【飯P】不知火の海原 夏の夜、波打ち際の草場に腰掛けて、師弟は遠い海を眺めていた。湖や狭い湾と違い、視線の先には星空と、真っ暗な海原が広がるばかりだ。
そう、そのはずだった。しかし今日に限っては、水平線にいくつもの光が留まり、暗い海を彩っている。
「漁船か? にしては、動かないな」
「あれは船でなくて、不知火ですね」
「シラヌイ……」
「うん。本当はあそこには何もなくて、海の蜃気楼みたいなもの」
悟飯は顔を上げ、ごく簡潔に説明する。不知火は横一列に水平線に点在し、灯籠を持った何者かの行列のようにも見える。
「……子供の頃、あれは魚や、海の妖精が焚き火を焚いてるんだって教わりました。船であそこまで行って、一緒に焚き火を囲むと、仲間になれて……海の世界で、魚や妖精と、ずっと一緒に暮らせるって」
「海の世界か……こう暑い日が続くと、信じたくなる話だな」
悟飯は短く声をたてて笑い、草地に置かれたピッコロの手に自らの手を重ねた。幅狭の手は気温のためか熱くなっており、悟飯の手から逃れようとすることもない。
吹き抜ける海風は、ひどく生ぬるかった。濃い潮の香りが辺りに漂っており、落ち着きのない潮騒と、背後の防風林がかすかに枝葉を揺らす音が、二人の腰掛ける草地にまで聞こえてくる。
「不知火に限らず、僕、焚き火って好きです」
「何故? もっと便利なものがあるだろう、地球人の間には」
水平線の火を左から右へ指でなぞって、悟飯は言い淀んだ。その手を今度は逆向きに動かしてまた一列に辿り、困ったように笑う。ピッコロがなおも答えを待っていると、観念したように肩を竦めた。
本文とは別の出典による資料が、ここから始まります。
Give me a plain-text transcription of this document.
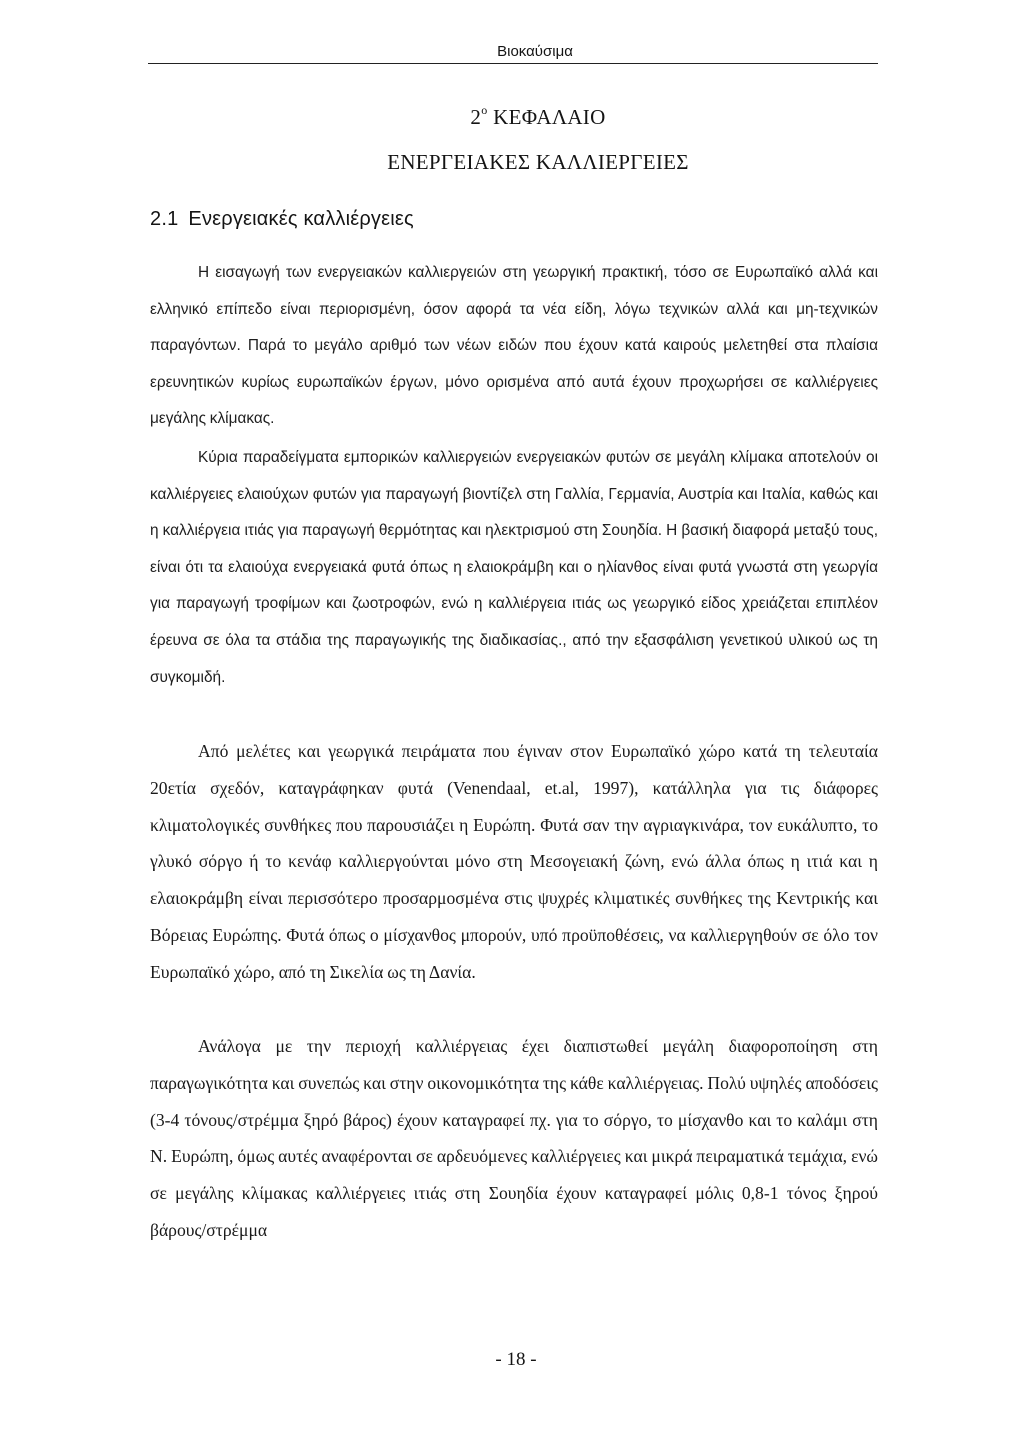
Βιοκαύσιμα
$2^o$ ΚΕΦΑΛΑΙΟ
ΕΝΕΡΓΕΙΑΚΕΣ ΚΑΛΛΙΕΡΓΕΙΕΣ
2.1 Ενεργειακές καλλιέργειες

Η εισαγωγή των ενεργειακών καλλιεργειών στη γεωργική πρακτική, τόσο σε Ευρωπαϊκό αλλά και ελληνικό επίπεδο είναι περιορισμένη, όσον αφορά τα νέα είδη, λόγω τεχνικών αλλά και μη-τεχνικών παραγόντων. Παρά το μεγάλο αριθμό των νέων ειδών που έχουν κατά καιρούς μελετηθεί στα πλαίσια ερευνητικών κυρίως ευρωπαϊκών έργων, μόνο ορισμένα από αυτά έχουν προχωρήσει σε καλλιέργειες μεγάλης κλίμακας.

Κύρια παραδείγματα εμπορικών καλλιεργειών ενεργειακών φυτών σε μεγάλη κλίμακα αποτελούν οι καλλιέργειες ελαιούχων φυτών για παραγωγή βιοντίζελ στη Γαλλία, Γερμανία, Αυστρία και Ιταλία, καθώς και η καλλιέργεια ιτιάς για παραγωγή θερμότητας και ηλεκτρισμού στη Σουηδία. Η βασική διαφορά μεταξύ τους, είναι ότι τα ελαιούχα ενεργειακά φυτά όπως η ελαιοκράμβη και ο ηλίανθος είναι φυτά γνωστά στη γεωργία για παραγωγή τροφίμων και ζωοτροφών, ενώ η καλλιέργεια ιτιάς ως γεωργικό είδος χρειάζεται επιπλέον έρευνα σε όλα τα στάδια της παραγωγικής της διαδικασίας., από την εξασφάλιση γενετικού υλικού ως τη συγκομιδή.

Από μελέτες και γεωργικά πειράματα που έγιναν στον Ευρωπαϊκό χώρο κατά τη τελευταία 20ετία σχεδόν, καταγράφηκαν φυτά (Venendaal, et.al, 1997), κατάλληλα για τις διάφορες κλιματολογικές συνθήκες που παρουσιάζει η Ευρώπη. Φυτά σαν την αγριαγκινάρα, τον ευκάλυπτο, το γλυκό σόργο ή το κενάφ καλλιεργούνται μόνο στη Μεσογειακή ζώνη, ενώ άλλα όπως η ιτιά και η ελαιοκράμβη είναι περισσότερο προσαρμοσμένα στις ψυχρές κλιματικές συνθήκες της Κεντρικής και Βόρειας Ευρώπης. Φυτά όπως ο μίσχανθος μπορούν, υπό προϋποθέσεις, να καλλιεργηθούν σε όλο τον Ευρωπαϊκό χώρο, από τη Σικελία ως τη Δανία.

Ανάλογα με την περιοχή καλλιέργειας έχει διαπιστωθεί μεγάλη διαφοροποίηση στη παραγωγικότητα και συνεπώς και στην οικονομικότητα της κάθε καλλιέργειας. Πολύ υψηλές αποδόσεις (3-4 τόνους/στρέμμα ξηρό βάρος) έχουν καταγραφεί πχ. για το σόργο, το μίσχανθο και το καλάμι στη Ν. Ευρώπη, όμως αυτές αναφέρονται σε αρδευόμενες καλλιέργειες και μικρά πειραματικά τεμάχια, ενώ σε μεγάλης κλίμακας καλλιέργειες ιτιάς στη Σουηδία έχουν καταγραφεί μόλις 0,8-1 τόνος ξηρού βάρους/στρέμμα

- 18 -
「子供の頃……荒野で修業していた時、夜は必ず二人で焚き火を囲んだじゃないですか。あれが、すごく好きだったんです」
ピッコロの脳裏に、荒野の夜が蘇る。どこからか聞こえる獣の遠吠え、風が吹く度に巻き上がる砂埃、乾いた大地の匂い……星空だけは、いつも澄んでいた。
自らの死の影を感じていながらも、あまり恐れはなかったように思う。薪は時に大きな音をたてて爆ぜ、焚き火に小枝を投げ込めば、火の粉がぱっと舞った。炎の盛衰に従って照らし出される、小さな悟飯の、涙の跡の残る笑顔。
「……どうだかな、泣いてばかりいたように思うが」
「そりゃあ、泣いたりもしましたよ、修業の間は。でも、ピッコロさんと焚き火を囲んでると、自然に笑顔になれて……安心できました」
強い潮風が吹き渡ると、不知火がちらちらと揺れた。いつも揺れていた、荒野の焚き火のように。
悟飯は手をとらえたまま身体を寄せて、ピッコロの肩に頬を凭れかけさせた。接触の瞬間だけはほんの少し戸惑うものの、ピッコロは悟飯を押し返したりはしない。悟飯にもそれが分かっているから、恐れることなく身体に触れ、距離を詰める。
「僕、ピッコロさんと焚き火を囲んだから、あなたと親しくなれたのかな」
「おれは魚でも、海の妖精とやらでもない」
「分かってますよ。でも、何日も何日も焚き火を囲んで、今はこうして不知火を一緒に見てる……ピッコロさんの世界で、ずっと一緒に過ごせるかな」
荒野では、焚き火を囲んではいても、こうして身体へ触れることなどできなかった……夢見るように甘い悟飯の口調に、しかしピッコロは惑わされることなく鼻で笑った。
「焚き火など……そんな不確かなものに頼る必要はない」
「え?」
「炎を囲まずとも、お前が望むなら一緒に過ごす」
悟飯は呆気にとられ、それから手を重ねているだけだった腕を絡めて笑った。己が耳に届く拍動は、ずいぶん大きい。密着した身体から伝わる体温は、どちらのものとも知れぬ熱さで、確かに、焚き火など必要なさそうだった。